Het landschappelijk bodemonderzoek wees op de aanwezigheid van een (deels afgedekt) paleolandschap binnen het plangebied dat bestaat uit een natte depressie onderaan een zandige (droge) helling. Dit soort landschappelijke situatie bleek vaker een preferentiële positie voor de prehistorische mens. In de nabije omgeving van het plangebied (ongeveer 150 meter ten zuiden) werd een mesolithische site aangetroffen. De kans bestaat dat dit binnen het plangebied ook bewaard bleef in de ondergrond.

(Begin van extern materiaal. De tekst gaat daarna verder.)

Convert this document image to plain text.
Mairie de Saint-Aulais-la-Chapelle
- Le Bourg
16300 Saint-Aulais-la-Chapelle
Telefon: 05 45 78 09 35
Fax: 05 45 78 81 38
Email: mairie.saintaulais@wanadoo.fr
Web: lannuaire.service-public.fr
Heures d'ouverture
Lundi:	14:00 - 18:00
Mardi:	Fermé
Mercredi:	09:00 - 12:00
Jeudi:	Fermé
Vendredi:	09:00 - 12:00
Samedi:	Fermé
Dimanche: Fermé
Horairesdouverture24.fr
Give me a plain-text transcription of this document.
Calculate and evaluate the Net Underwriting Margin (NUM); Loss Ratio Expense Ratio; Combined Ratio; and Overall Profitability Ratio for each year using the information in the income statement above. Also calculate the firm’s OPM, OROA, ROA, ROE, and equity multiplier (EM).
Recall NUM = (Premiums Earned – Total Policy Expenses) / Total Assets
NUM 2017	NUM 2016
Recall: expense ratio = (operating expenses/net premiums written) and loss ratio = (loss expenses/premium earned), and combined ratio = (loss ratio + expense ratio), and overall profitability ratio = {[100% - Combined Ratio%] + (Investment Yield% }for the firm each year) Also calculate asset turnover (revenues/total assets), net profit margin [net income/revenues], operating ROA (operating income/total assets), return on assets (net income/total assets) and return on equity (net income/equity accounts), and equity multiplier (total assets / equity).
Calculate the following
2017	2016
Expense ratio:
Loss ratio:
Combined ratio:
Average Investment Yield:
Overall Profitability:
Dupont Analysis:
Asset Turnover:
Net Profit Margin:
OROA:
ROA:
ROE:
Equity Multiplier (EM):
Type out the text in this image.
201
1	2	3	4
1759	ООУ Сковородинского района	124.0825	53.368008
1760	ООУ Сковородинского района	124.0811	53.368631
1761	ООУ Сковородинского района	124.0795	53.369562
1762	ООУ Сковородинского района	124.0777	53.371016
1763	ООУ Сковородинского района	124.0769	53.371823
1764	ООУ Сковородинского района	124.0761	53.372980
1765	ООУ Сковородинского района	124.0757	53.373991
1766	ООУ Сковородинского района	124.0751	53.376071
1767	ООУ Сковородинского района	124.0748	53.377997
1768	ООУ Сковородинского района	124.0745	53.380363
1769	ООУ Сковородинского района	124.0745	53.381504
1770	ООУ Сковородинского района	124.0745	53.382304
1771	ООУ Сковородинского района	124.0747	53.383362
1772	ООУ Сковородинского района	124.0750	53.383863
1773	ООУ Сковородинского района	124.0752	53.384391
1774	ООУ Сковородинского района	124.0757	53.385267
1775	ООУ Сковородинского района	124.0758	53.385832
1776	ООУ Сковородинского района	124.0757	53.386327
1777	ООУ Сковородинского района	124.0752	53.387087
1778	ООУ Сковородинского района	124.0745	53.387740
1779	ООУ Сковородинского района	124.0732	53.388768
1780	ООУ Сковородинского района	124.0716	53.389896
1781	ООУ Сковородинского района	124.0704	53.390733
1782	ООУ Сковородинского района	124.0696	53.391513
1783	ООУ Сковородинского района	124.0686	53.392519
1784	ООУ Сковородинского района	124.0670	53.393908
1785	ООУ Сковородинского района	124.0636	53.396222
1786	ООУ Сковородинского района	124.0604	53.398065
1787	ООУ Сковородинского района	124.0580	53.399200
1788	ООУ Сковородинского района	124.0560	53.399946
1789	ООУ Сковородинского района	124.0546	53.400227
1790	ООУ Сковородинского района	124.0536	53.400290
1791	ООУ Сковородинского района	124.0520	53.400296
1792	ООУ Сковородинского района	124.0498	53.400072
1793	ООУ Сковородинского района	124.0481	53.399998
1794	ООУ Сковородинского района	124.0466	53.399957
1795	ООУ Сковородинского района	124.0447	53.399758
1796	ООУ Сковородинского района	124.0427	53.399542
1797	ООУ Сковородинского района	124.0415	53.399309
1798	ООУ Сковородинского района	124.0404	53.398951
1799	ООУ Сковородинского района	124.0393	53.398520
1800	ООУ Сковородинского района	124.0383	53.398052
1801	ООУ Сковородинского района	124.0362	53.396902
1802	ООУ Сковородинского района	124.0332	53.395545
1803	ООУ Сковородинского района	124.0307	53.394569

Het verkennend archeologisch booronderzoek wees echter uit dat de bodem in het plangebied in veel grotere mate was verstoord dan tot nu toe werd aangenomen. Een afgedekt steentijdniveau werd nergens aangetroffen. Ook een duidelijke beekvallei werd niet meer herkend. Wel is een matig verbrand afslagfragment aangetroffen. Een vondst die wijst op een prehistorische aanwezigheid in het plangebied. Mogelijk maakt de vondst deel uit van een grotere vindplaats, m.n. het nabij gelegen site van Kruishoutem-Kerkakkers, maar wat de eventuele relatie tussen beide locaties is, is vooralsnog onduidelijk. Het is ook niet mogelijk de afslag nader te dateren dan ‘prehistorie’.
Tijdens het proefsleuvenonderzoek werd in het plangebied een archeologische site aangetroffen. Het betreft o.a. een palencluster, grachten, greppels en verschillende kuilen waarvan de functie nog niet gekend is. Uit verschillende sporen kon aardewerk verzameld worden en deze dateren in de middeleeuwen.